For poorer soils, apply a balanced organic fertilizer when planting and once in midseason.
Excess nitrogen can make plants floppy and produce more leaves than flowers.
Mulch around plants to smother weeds. Hand pull any that sprout.
Cut off flower heads after blooming to prevent self-seeding.
Dig out unwanted dandelion plants in lawns or gardens.
With basic care, dandelions are quite easy to grow productively.Their deep roots access nutrients and moisture well.
Harvesting Dandelion Greens and Flowers
You can begin harvesting dandelion leaves 4-6 weeks after planting, when they reach about 6 inches long. Pick leaves from the center, leaving some to keep growing. Use a knife to cut leaves off at ground level for clean harvests.
For the sweetest flavor, harvest greens in early morning. Choose young, tender leaves. Larger, mature leaves can be bitter. They are best when cooked.
Dandelion flowers can be harvested once they open fully. Pluck just the bright yellow flower heads, leaving the bitter green base attached to the plant. Use flowers as soon as possible for best flavor and color.
Keep picking leaves and flowers frequently for steady yields over a period of 2-3 months. Dandelions bloom from spring until first frost.
Storing and Using Dandelions
Store fresh dandelion greens and flowers in the refrigerator in vented plastic bags.
Greens last 3-5 days; flowers 1-2 days. Their flavor decreases with time.
Blanch leaves by boiling 1 minute, then freeze in airtight bags for up to 1 year.
Flowers can also be frozen whole on trays before storing in bags. Use frozen ones for cooking.
Young leaves are delicious raw in salads, sandwiches, smoothies, and more.
Mature leaves are bitter raw. Cook by sautéing or boiling to mellow flavor.
Substitute dandelion greens for spinach or kale in any cooked dish. They pair well with eggs, onions, garlic, bacon, mushrooms, and lemon.
Dandelion flowers can be used to make jelly, wine, fritters, honey, tea, and more!
Remove the green base and yellow stamens before using flowers raw.

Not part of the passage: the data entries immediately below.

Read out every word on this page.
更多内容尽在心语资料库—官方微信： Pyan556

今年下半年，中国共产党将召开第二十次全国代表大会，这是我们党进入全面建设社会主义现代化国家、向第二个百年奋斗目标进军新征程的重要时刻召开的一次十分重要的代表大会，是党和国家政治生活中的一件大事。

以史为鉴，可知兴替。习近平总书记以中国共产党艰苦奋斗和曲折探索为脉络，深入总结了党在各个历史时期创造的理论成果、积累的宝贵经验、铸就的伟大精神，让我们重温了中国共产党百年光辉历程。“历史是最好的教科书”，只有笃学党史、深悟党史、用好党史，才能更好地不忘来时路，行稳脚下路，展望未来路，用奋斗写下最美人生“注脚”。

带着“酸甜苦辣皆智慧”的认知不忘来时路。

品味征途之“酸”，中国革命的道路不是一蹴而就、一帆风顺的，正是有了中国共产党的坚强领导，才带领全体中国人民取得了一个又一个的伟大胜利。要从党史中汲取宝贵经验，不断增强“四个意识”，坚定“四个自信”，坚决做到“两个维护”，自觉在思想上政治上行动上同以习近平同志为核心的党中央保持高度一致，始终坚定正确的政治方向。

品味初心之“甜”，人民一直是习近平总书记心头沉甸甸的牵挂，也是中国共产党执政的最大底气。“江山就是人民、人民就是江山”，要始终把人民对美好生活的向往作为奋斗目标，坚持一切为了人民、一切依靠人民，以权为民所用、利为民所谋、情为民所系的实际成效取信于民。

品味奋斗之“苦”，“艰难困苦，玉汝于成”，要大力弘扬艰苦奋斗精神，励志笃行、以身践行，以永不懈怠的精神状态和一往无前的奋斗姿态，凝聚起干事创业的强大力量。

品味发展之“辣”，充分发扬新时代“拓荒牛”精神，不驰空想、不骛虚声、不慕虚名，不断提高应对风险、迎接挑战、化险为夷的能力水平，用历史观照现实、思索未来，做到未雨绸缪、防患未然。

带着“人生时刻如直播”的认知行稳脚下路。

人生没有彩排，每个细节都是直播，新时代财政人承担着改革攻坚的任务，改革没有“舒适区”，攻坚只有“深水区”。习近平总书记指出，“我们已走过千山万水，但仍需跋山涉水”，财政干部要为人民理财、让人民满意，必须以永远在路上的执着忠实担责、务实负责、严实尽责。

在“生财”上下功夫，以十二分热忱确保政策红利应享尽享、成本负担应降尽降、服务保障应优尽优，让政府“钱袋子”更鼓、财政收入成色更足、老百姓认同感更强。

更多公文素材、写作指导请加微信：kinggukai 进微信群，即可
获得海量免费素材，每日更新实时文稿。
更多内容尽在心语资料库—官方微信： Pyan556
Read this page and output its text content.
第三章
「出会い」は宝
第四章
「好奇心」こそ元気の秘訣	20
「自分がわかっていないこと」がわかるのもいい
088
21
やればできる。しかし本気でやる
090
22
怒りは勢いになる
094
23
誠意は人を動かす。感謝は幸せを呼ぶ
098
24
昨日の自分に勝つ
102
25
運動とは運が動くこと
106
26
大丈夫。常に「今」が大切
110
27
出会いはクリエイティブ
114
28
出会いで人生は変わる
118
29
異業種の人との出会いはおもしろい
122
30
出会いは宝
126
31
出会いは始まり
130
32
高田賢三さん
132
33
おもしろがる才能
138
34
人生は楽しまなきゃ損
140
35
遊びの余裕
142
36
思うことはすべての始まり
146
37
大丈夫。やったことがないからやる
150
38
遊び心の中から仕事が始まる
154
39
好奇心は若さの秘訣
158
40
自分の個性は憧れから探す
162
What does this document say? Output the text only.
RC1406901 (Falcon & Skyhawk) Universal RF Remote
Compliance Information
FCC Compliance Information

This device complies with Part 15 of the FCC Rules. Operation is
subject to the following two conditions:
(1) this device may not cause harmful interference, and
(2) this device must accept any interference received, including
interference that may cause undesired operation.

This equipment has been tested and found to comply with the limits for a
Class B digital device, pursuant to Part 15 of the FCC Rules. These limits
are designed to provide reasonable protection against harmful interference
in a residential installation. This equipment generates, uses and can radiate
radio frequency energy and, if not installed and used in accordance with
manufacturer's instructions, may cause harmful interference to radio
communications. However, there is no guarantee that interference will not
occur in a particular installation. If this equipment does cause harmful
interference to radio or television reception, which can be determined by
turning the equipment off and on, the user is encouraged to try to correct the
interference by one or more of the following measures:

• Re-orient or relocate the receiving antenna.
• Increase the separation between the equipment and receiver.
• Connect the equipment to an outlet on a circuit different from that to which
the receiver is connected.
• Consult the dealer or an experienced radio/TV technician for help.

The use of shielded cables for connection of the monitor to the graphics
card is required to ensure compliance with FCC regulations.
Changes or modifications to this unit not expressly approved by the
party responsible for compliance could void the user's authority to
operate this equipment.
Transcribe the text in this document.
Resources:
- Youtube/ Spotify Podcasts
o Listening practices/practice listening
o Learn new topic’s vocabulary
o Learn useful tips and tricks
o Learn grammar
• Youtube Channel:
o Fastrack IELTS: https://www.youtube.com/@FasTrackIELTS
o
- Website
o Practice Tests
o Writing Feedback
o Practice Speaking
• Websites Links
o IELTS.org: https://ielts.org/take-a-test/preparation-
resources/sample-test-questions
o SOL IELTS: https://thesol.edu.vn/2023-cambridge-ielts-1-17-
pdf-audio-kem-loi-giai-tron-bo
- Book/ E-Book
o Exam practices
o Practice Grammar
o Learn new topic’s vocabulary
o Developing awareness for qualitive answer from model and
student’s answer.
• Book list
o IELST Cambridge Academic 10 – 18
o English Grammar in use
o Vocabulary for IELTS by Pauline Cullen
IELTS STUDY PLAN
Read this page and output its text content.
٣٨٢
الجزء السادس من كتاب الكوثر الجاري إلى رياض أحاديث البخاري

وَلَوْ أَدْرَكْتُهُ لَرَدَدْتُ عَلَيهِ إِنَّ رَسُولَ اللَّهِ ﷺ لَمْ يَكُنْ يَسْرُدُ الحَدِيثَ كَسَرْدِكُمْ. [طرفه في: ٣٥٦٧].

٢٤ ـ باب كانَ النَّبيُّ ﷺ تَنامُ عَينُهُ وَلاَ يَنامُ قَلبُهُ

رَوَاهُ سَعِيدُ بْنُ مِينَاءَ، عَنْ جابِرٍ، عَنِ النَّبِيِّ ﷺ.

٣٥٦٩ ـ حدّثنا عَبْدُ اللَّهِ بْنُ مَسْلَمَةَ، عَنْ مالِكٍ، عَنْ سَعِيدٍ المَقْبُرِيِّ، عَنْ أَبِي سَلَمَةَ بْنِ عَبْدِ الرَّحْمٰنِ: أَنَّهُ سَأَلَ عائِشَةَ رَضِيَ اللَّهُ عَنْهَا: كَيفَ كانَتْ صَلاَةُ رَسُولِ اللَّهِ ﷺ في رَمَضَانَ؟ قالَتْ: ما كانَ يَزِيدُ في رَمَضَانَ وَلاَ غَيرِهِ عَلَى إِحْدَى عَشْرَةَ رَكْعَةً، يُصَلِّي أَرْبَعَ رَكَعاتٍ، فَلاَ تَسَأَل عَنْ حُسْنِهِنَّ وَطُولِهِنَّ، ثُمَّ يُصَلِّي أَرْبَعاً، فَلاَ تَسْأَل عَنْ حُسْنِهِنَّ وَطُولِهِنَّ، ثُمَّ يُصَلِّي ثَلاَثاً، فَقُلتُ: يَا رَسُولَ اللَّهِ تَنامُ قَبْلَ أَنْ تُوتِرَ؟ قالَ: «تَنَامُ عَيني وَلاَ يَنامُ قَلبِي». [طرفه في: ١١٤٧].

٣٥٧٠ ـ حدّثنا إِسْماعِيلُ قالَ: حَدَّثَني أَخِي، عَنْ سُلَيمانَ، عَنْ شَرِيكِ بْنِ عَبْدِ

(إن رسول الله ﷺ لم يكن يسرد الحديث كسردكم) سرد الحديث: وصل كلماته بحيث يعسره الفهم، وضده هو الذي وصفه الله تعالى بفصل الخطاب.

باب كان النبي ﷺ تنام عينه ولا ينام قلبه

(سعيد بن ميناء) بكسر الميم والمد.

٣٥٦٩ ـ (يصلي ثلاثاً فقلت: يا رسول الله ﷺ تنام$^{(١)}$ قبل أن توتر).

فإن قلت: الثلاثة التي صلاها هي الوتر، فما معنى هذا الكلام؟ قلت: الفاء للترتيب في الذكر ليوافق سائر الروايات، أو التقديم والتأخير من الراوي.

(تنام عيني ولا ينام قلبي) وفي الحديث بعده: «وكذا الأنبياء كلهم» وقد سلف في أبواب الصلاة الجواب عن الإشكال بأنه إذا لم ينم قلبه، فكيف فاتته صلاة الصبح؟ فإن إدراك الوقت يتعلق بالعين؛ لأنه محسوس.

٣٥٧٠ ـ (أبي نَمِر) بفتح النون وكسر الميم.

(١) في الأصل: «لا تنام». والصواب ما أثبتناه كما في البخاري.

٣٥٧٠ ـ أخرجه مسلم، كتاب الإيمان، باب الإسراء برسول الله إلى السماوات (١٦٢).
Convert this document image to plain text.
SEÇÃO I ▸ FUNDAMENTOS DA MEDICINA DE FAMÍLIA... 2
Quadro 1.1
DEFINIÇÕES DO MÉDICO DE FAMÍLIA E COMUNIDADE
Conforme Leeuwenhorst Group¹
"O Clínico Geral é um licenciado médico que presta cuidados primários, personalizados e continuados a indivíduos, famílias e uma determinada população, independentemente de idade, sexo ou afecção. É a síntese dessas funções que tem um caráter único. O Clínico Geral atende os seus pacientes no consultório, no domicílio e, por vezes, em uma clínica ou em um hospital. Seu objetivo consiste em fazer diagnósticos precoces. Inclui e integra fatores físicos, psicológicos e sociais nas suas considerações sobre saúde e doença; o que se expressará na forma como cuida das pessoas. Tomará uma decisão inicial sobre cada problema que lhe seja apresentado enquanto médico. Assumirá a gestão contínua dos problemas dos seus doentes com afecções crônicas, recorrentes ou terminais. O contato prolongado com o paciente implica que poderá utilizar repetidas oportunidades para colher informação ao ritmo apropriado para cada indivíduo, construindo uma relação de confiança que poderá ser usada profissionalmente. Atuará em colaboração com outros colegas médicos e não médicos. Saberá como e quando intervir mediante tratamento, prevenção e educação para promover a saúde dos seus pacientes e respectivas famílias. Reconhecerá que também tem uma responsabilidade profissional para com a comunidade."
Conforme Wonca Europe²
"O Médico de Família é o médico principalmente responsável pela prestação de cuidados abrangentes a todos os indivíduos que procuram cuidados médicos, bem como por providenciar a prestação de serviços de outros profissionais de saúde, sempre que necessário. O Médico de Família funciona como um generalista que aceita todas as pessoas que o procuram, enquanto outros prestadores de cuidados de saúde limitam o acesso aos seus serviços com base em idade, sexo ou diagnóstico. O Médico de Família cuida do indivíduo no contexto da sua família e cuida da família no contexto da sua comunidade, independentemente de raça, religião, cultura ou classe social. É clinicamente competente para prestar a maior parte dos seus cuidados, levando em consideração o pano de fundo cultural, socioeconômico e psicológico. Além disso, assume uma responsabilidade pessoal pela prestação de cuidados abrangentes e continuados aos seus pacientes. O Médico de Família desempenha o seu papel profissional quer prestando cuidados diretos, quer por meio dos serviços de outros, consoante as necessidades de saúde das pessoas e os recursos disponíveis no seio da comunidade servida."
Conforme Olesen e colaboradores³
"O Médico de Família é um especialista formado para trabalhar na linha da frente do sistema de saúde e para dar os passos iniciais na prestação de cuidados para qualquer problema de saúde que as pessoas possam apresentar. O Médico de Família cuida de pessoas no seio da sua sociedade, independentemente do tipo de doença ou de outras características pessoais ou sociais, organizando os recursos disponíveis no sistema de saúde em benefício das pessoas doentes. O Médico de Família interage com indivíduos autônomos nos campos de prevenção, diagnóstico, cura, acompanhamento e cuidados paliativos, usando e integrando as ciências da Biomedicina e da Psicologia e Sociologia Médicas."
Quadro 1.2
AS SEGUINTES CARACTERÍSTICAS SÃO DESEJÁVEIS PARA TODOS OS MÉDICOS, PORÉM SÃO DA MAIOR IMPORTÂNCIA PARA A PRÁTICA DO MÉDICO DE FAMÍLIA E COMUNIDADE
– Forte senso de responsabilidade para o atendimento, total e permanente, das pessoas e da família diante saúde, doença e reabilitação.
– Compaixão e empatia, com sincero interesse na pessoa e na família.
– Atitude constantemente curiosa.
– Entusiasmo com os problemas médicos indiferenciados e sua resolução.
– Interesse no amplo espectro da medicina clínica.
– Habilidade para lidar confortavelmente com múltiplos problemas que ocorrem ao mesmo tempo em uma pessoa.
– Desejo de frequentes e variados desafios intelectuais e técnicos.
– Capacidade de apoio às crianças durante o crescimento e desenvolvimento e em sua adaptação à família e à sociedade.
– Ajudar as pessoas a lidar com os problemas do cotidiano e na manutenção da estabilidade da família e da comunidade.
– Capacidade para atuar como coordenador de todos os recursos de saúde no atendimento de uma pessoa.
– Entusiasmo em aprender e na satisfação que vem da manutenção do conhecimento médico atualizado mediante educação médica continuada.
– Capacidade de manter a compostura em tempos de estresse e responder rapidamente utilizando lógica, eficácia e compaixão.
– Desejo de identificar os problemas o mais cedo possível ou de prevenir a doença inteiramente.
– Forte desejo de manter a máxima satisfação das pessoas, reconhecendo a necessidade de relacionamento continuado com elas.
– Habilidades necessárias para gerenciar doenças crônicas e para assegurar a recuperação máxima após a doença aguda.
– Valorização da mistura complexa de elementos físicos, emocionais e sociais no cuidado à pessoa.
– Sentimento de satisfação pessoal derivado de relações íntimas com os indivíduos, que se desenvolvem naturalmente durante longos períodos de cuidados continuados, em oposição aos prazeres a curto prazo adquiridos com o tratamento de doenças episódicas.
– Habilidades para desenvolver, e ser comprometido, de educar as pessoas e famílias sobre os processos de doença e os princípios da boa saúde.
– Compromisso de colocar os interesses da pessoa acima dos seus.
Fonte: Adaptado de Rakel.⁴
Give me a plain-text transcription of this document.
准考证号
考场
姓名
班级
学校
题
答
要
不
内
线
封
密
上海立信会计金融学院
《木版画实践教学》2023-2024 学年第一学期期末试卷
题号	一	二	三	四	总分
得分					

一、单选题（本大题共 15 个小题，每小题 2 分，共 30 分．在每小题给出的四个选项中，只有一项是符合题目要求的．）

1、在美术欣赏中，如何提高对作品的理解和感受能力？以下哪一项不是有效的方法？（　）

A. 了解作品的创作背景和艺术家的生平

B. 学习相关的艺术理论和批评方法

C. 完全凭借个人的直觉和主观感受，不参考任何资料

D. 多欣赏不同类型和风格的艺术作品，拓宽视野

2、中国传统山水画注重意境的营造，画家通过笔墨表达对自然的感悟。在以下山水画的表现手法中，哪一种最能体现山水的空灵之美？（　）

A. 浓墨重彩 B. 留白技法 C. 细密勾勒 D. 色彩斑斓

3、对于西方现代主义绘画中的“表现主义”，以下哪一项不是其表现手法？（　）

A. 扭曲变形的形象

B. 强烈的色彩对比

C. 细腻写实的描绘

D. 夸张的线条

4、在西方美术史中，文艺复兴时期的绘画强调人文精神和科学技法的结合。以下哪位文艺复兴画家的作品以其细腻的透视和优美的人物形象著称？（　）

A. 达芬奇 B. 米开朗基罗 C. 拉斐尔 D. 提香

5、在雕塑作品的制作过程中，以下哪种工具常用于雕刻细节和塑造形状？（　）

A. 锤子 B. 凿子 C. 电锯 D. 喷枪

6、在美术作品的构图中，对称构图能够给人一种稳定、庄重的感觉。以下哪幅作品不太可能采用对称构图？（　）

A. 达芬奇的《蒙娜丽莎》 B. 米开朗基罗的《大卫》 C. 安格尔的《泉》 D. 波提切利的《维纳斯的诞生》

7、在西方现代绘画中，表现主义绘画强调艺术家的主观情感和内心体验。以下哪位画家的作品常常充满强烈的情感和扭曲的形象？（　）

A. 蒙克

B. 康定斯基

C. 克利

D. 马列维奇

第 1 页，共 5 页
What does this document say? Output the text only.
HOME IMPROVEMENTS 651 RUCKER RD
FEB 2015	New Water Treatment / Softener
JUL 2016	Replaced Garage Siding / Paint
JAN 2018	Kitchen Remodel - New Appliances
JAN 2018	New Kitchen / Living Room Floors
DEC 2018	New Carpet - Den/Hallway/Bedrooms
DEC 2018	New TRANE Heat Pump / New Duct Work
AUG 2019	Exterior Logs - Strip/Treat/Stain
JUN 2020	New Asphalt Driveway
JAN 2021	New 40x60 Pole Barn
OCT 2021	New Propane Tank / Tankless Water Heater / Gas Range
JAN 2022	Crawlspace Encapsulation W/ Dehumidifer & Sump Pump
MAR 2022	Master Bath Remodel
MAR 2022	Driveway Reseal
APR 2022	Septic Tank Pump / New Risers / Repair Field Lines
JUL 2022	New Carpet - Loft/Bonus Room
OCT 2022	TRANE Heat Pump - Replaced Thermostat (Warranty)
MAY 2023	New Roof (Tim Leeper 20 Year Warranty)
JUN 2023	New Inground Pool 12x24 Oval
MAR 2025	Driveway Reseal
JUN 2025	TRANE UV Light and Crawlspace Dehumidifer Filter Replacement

Flowers add pretty color and floral flavor to salads, baked goods, syrups, and fermented items like wine or mead.
With their mild bitterness, dandelion greens and flowers add great complexity of flavors to sweet and savory recipes alike. Get creative with using your harvest in your cooking!
Growing Dandelions: Final Thoughts
Adding a patch of dandelions to your garden is an easy, rewarding way to enjoy their culinary and medicinal benefits. Their bright yellow flowers also attract pollinators while adding cheer to spring landscapes.
Dandelions require very little work to grow productively. Their seeds germinate readily when given moist, cool conditions. Once established, the plants thrive with minimal care.
Harvest the tasty greens and showy blossoms frequently for best flavor. With their sweet, earthy taste, dandelions make nutritious additions to salads, soups, and other dishes. The flowers can even be used to make wine!
Growing your own tasty dandelions is a budget-friendly way to add something unique to your garden. Let these sunny plants brigh`ten up your beds and menus with their versatility and vital nutrients.